South Korean exporter Hyundai Steel Co. will appeal an August Court of International Trade decision sustaining the Commerce Department's finding the South Korean government's free provision of port usage rights at the Port of Incheon provided Hyundai with a countervailable benefit. According to the notice of appeal, Hyudai will take the case to the U.S. Court of Appeals for the Federal Circuit. In the opinion, the trade court said the agency reasonably found it should conduct a revenue forgone analysis instead of a less than adequate remuneration analysis since Hyundai's non-payment of port usage fees involved a type of financial contribution via forgone revenue instead of the provision of services (see 2308220031) (Hyundai Steel v. United States, CIT # 21-00536).
The Commerce Department correctly relied entirely on adverse facts available (see 2309200030) to calculate a 760% dumping rate for antidumping duty respondent Saffron Living Co. on remand, a group of petitioners, led by Brooklyn Bedding, said in their Oct. 20 remand comments at the Court of International Trade (Brooklyn Bedding v. U.S., CIT # 21-00285).
The Commerce Department correctly found that exporter KG Dongbu Steel's debt-to-equity restructurings provided a countervailable benefit, DOJ said in an Oct. 20 reply at the Court of International Trade. Dongbu is challenging the fifth countervailing duty review of corrosion-resistant steel products from Korea and took issue with Commerce's findings of a countervailable benefit to the restructurings as well as the determination that benefits from those swaps passed to Dongbu after an ownership change. The exporter also argued that Commerce incorrectly calculated long-term loan benchmarks (KG Dongbu Steel Co. v. U.S., CIT # 23-00055).
The Court of International Trade in an Oct. 20 opinion granted exporter Midwest-CBK's motion to ditch its case on whether sales from a Canadian warehouse to U.S. customers are sales for export to the U.S. or domestic sales. Following a prior CIT ruling finding that the company's imports are sales "for exportation to the United States" and that the goods were not deemed liquidated, the case shifted to how to value the goods.

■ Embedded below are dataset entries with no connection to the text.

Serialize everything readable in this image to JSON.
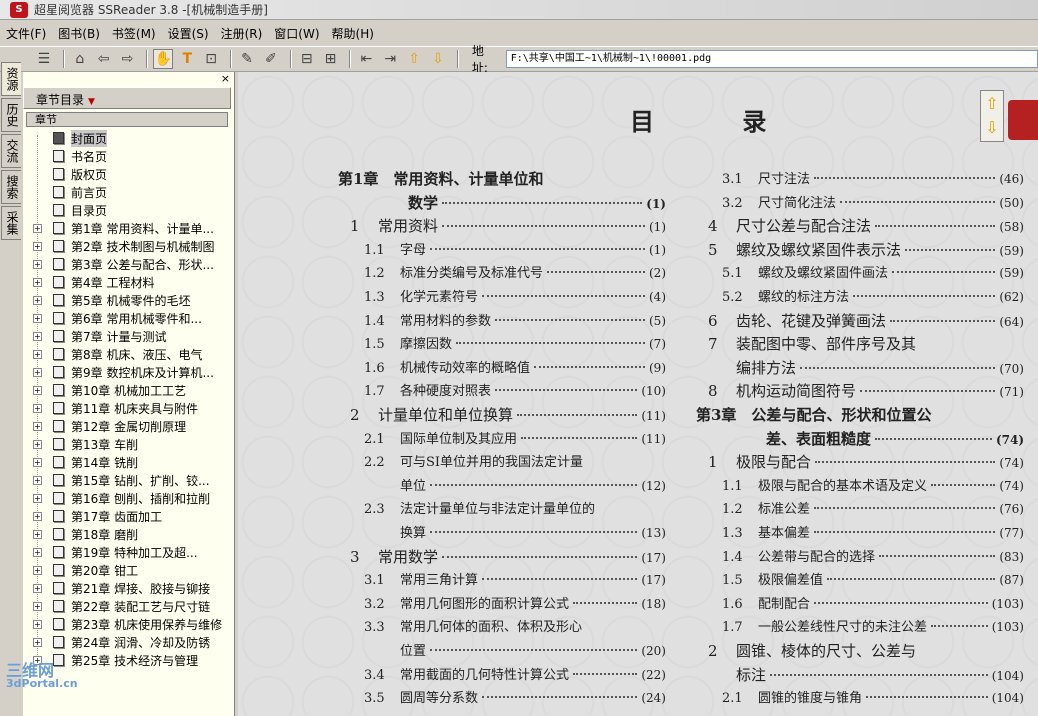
{
  "window": {
    "title": "超星阅览器 SSReader 3.8 -[机械制造手册]"
  },
  "menu": [
    "文件(F)",
    "图书(B)",
    "书签(M)",
    "设置(S)",
    "注册(R)",
    "窗口(W)",
    "帮助(H)"
  ],
  "address": {
    "label": "地址:",
    "value": "F:\\共享\\中国工~1\\机械制~1\\!00001.pdg"
  },
  "side_tabs": [
    "资源",
    "历史",
    "交流",
    "搜索",
    "采集"
  ],
  "panel": {
    "header": "章节目录",
    "column": "章节",
    "close": "×",
    "items": [
      "封面页",
      "书名页",
      "版权页",
      "前言页",
      "目录页",
      "第1章 常用资料、计量单...",
      "第2章 技术制图与机械制图",
      "第3章 公差与配合、形状...",
      "第4章 工程材料",
      "第5章 机械零件的毛坯",
      "第6章 常用机械零件和...",
      "第7章 计量与测试",
      "第8章 机床、液压、电气",
      "第9章 数控机床及计算机...",
      "第10章  机械加工工艺",
      "第11章 机床夹具与附件",
      "第12章 金属切削原理",
      "第13章 车削",
      "第14章 铣削",
      "第15章 钻削、扩削、铰...",
      "第16章  刨削、插削和拉削",
      "第17章 齿面加工",
      "第18章  磨削",
      "第19章 特种加工及超...",
      "第20章 钳工",
      "第21章 焊接、胶接与铆接",
      "第22章 装配工艺与尺寸链",
      "第23章 机床使用保养与维修",
      "第24章 润滑、冷却及防锈",
      "第25章 技术经济与管理"
    ]
  },
  "doc": {
    "title": "目 录",
    "left": [
      {
        "t": "第1章　常用资料、计量单位和",
        "k": "ch",
        "p": ""
      },
      {
        "t": "数学",
        "k": "chi",
        "p": "(1)"
      },
      {
        "n": "1",
        "t": "常用资料",
        "k": "s1",
        "p": "(1)"
      },
      {
        "n": "1.1",
        "t": "字母",
        "k": "s2",
        "p": "(1)"
      },
      {
        "n": "1.2",
        "t": "标准分类编号及标准代号",
        "k": "s2",
        "p": "(2)"
      },
      {
        "n": "1.3",
        "t": "化学元素符号",
        "k": "s2",
        "p": "(4)"
      },
      {
        "n": "1.4",
        "t": "常用材料的参数",
        "k": "s2",
        "p": "(5)"
      },
      {
        "n": "1.5",
        "t": "摩擦因数",
        "k": "s2",
        "p": "(7)"
      },
      {
        "n": "1.6",
        "t": "机械传动效率的概略值",
        "k": "s2",
        "p": "(9)"
      },
      {
        "n": "1.7",
        "t": "各种硬度对照表",
        "k": "s2",
        "p": "(10)"
      },
      {
        "n": "2",
        "t": "计量单位和单位换算",
        "k": "s1",
        "p": "(11)"
      },
      {
        "n": "2.1",
        "t": "国际单位制及其应用",
        "k": "s2",
        "p": "(11)"
      },
      {
        "n": "2.2",
        "t": "可与SI单位并用的我国法定计量",
        "k": "s2n",
        "p": ""
      },
      {
        "t": "单位",
        "k": "s2i",
        "p": "(12)"
      },
      {
        "n": "2.3",
        "t": "法定计量单位与非法定计量单位的",
        "k": "s2n",
        "p": ""
      },
      {
        "t": "换算",
        "k": "s2i",
        "p": "(13)"
      },
      {
        "n": "3",
        "t": "常用数学",
        "k": "s1",
        "p": "(17)"
      },
      {
        "n": "3.1",
        "t": "常用三角计算",
        "k": "s2",
        "p": "(17)"
      },
      {
        "n": "3.2",
        "t": "常用几何图形的面积计算公式",
        "k": "s2",
        "p": "(18)"
      },
      {
        "n": "3.3",
        "t": "常用几何体的面积、体积及形心",
        "k": "s2n",
        "p": ""
      },
      {
        "t": "位置",
        "k": "s2i",
        "p": "(20)"
      },
      {
        "n": "3.4",
        "t": "常用截面的几何特性计算公式",
        "k": "s2",
        "p": "(22)"
      },
      {
        "n": "3.5",
        "t": "圆周等分系数",
        "k": "s2",
        "p": "(24)"
      }
    ],
    "right": [
      {
        "n": "3.1",
        "t": "尺寸注法",
        "k": "s2",
        "p": "(46)"
      },
      {
        "n": "3.2",
        "t": "尺寸简化注法",
        "k": "s2",
        "p": "(50)"
      },
      {
        "n": "4",
        "t": "尺寸公差与配合注法",
        "k": "s1",
        "p": "(58)"
      },
      {
        "n": "5",
        "t": "螺纹及螺纹紧固件表示法",
        "k": "s1",
        "p": "(59)"
      },
      {
        "n": "5.1",
        "t": "螺纹及螺纹紧固件画法",
        "k": "s2",
        "p": "(59)"
      },
      {
        "n": "5.2",
        "t": "螺纹的标注方法",
        "k": "s2",
        "p": "(62)"
      },
      {
        "n": "6",
        "t": "齿轮、花键及弹簧画法",
        "k": "s1",
        "p": "(64)"
      },
      {
        "n": "7",
        "t": "装配图中零、部件序号及其",
        "k": "s1n",
        "p": ""
      },
      {
        "t": "编排方法",
        "k": "s1i",
        "p": "(70)"
      },
      {
        "n": "8",
        "t": "机构运动简图符号",
        "k": "s1",
        "p": "(71)"
      },
      {
        "t": "第3章　公差与配合、形状和位置公",
        "k": "ch",
        "p": ""
      },
      {
        "t": "差、表面粗糙度",
        "k": "chi",
        "p": "(74)"
      },
      {
        "n": "1",
        "t": "极限与配合",
        "k": "s1",
        "p": "(74)"
      },
      {
        "n": "1.1",
        "t": "极限与配合的基本术语及定义",
        "k": "s2",
        "p": "(74)"
      },
      {
        "n": "1.2",
        "t": "标准公差",
        "k": "s2",
        "p": "(76)"
      },
      {
        "n": "1.3",
        "t": "基本偏差",
        "k": "s2",
        "p": "(77)"
      },
      {
        "n": "1.4",
        "t": "公差带与配合的选择",
        "k": "s2",
        "p": "(83)"
      },
      {
        "n": "1.5",
        "t": "极限偏差值",
        "k": "s2",
        "p": "(87)"
      },
      {
        "n": "1.6",
        "t": "配制配合",
        "k": "s2",
        "p": "(103)"
      },
      {
        "n": "1.7",
        "t": "一般公差线性尺寸的未注公差",
        "k": "s2",
        "p": "(103)"
      },
      {
        "n": "2",
        "t": "圆锥、棱体的尺寸、公差与",
        "k": "s1n",
        "p": ""
      },
      {
        "t": "标注",
        "k": "s1i",
        "p": "(104)"
      },
      {
        "n": "2.1",
        "t": "圆锥的锥度与锥角",
        "k": "s2",
        "p": "(104)"
      }
    ]
  },
  "watermark": {
    "l1": "三维网",
    "l2": "3dPortal.cn"
  }
}
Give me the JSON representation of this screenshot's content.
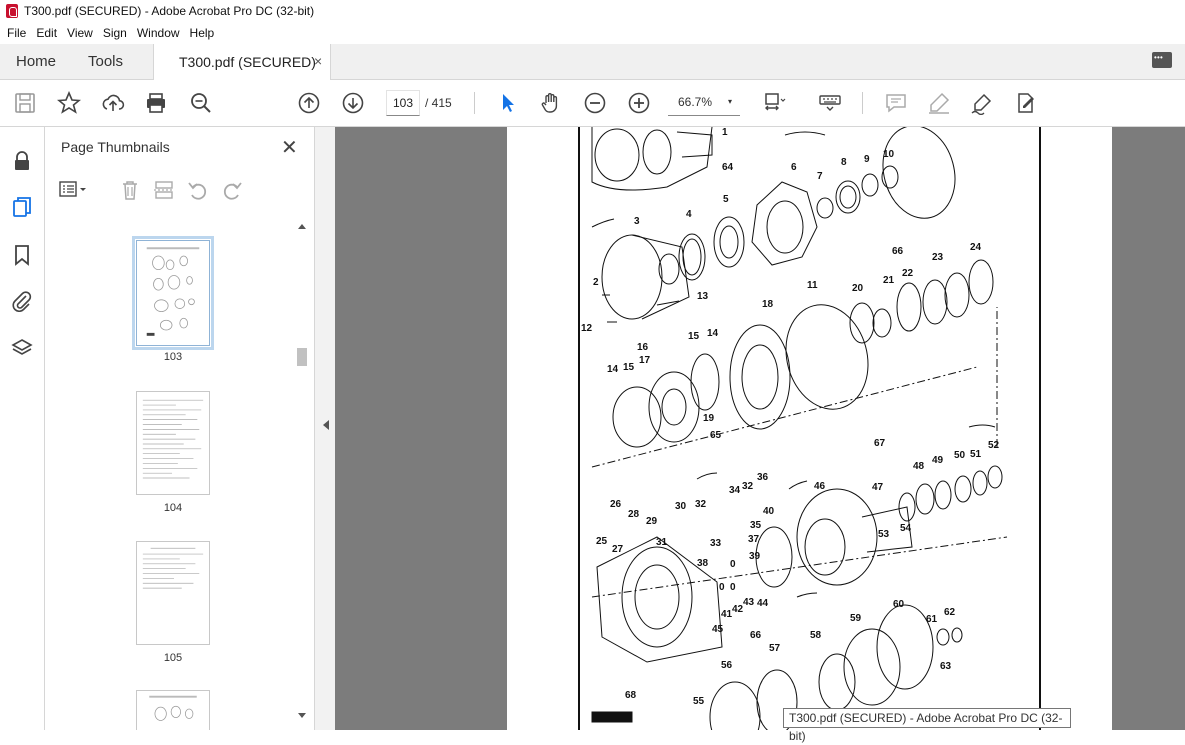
{
  "window": {
    "title": "T300.pdf (SECURED) - Adobe Acrobat Pro DC (32-bit)"
  },
  "menu": [
    "File",
    "Edit",
    "View",
    "Sign",
    "Window",
    "Help"
  ],
  "tabs": {
    "home": "Home",
    "tools": "Tools",
    "document": "T300.pdf (SECURED)",
    "close": "×"
  },
  "toolbar": {
    "current_page": "103",
    "total_pages": "/ 415",
    "zoom": "66.7%",
    "zoom_caret": "▾"
  },
  "thumbnails_panel": {
    "title": "Page Thumbnails",
    "close": "✕",
    "pages": [
      "103",
      "104",
      "105"
    ]
  },
  "callouts": [
    "1",
    "2",
    "3",
    "4",
    "5",
    "6",
    "7",
    "8",
    "9",
    "10",
    "11",
    "12",
    "13",
    "14",
    "15",
    "14",
    "15",
    "16",
    "17",
    "18",
    "19",
    "20",
    "21",
    "22",
    "23",
    "24",
    "25",
    "26",
    "27",
    "28",
    "29",
    "30",
    "31",
    "32",
    "33",
    "34",
    "32",
    "36",
    "35",
    "37",
    "38",
    "39",
    "40",
    "41",
    "42",
    "43",
    "44",
    "45",
    "46",
    "47",
    "48",
    "49",
    "50",
    "51",
    "52",
    "53",
    "54",
    "55",
    "56",
    "57",
    "58",
    "59",
    "60",
    "61",
    "62",
    "63",
    "64",
    "65",
    "66",
    "66",
    "67",
    "68",
    "0",
    "0",
    "0"
  ],
  "tooltip": "T300.pdf (SECURED) - Adobe Acrobat Pro DC (32-bit)",
  "colors": {
    "accent": "#1473e6",
    "app_red": "#c8102e",
    "doc_bg": "#7c7c7c"
  }
}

The Commerce Department properly saddled countervailing duty respondent Qingdao Ge Rui Da Rubber Co. (GRT) with adverse facts available related to its alleged use of China's Export Buyer's Credit Program, the Court of International Trade ruled in an Oct. 20 opinion. While Commerce and the trade court have rejected the use of AFA for this program where a respondent can submit verifications that their U.S. buyers didn't use the program, Judge Mark Barnett sustained AFA here since GRT failed to raise its claims against the use of AFA administratively.
The International Trade Commission failed to give Russian exporter PAO TMK a chance to comment on issues in the International Trade Commission's negligibility analysis as part of the injury proceeding on seamless pipe from South Korea, Russia and Ukraine, the Court of International Trade ruled. In an Oct. 12 opinion made public Oct. 20, Judge M. Miller Baker said TMK should be able to submit comments on the commission's sole reliance on questionnaire data from one unnamed company, "Company A," on goods from Germany and another unnamed company, "Company B," on goods from Mexico.
The Commerce Department shouldn't have relied on adverse facts available in an antidumping duty review on tapered roller bearings from China when the respondent was fully cooperative, Chinese roller bearing exporter Shanghai Tainai Bearing said in an Oct. 19 reply at Court of International Trade. Tainai didn't dispute a gap in the record due to incomplete or nonexistent responses from its suppliers. However, the company objected to the use of adverse inferences because it says it complied to the best of its ability (Shanghai Tainai Bearing v. U.S., CIT # 23-00020).
The U.S. asked for an amended protective order in a case brought by Chinese printer cartridge maker Ninestar Corp. to challenge its placement on the Uyghur Forced Labor Prevention Act Entity List. The request comes on the heels of Ninestar's request for the Court of International Trade to compel production of the confidential information used in the Forced Labor Enforcement Task Force's review of Ninestar (see 2310180025) (Ninestar Corp. v. United States, CIT # 23-00182).
The Court of International Trade in an Oct. 12 opinion made public Oct. 20 remanded parts and sustained parts of the International Trade Commission's injury determination on imports of seamless pipe from South Korea, Russia and Ukraine. Judge M. Miller Baker sent back the ITC's failure to give Russian exporter PAO TMK a chance to argue against its sole reliance on questionnaire data from one unnamed company as to German imports and data from another unnamed company as to Mexican imports. Baker also remanded the ITC's acceptance of "Company A's questionnaire" while rejecting "Company C's." The court sustained the commission's estimate of seamless pipe imports from Ukraine and refusal to determine what imports correspond to domestic like products.
The Commerce Department incorrectly found solar panels imported from Cambodia, Malaysia, Thailand and Vietnam are circumventing the antidumping and countervailing duty orders on crystalline silicon photovoltaic cells from China, according to four separate complaints, all filed on Oct. 18 and all asking the Court of International Trade for remand.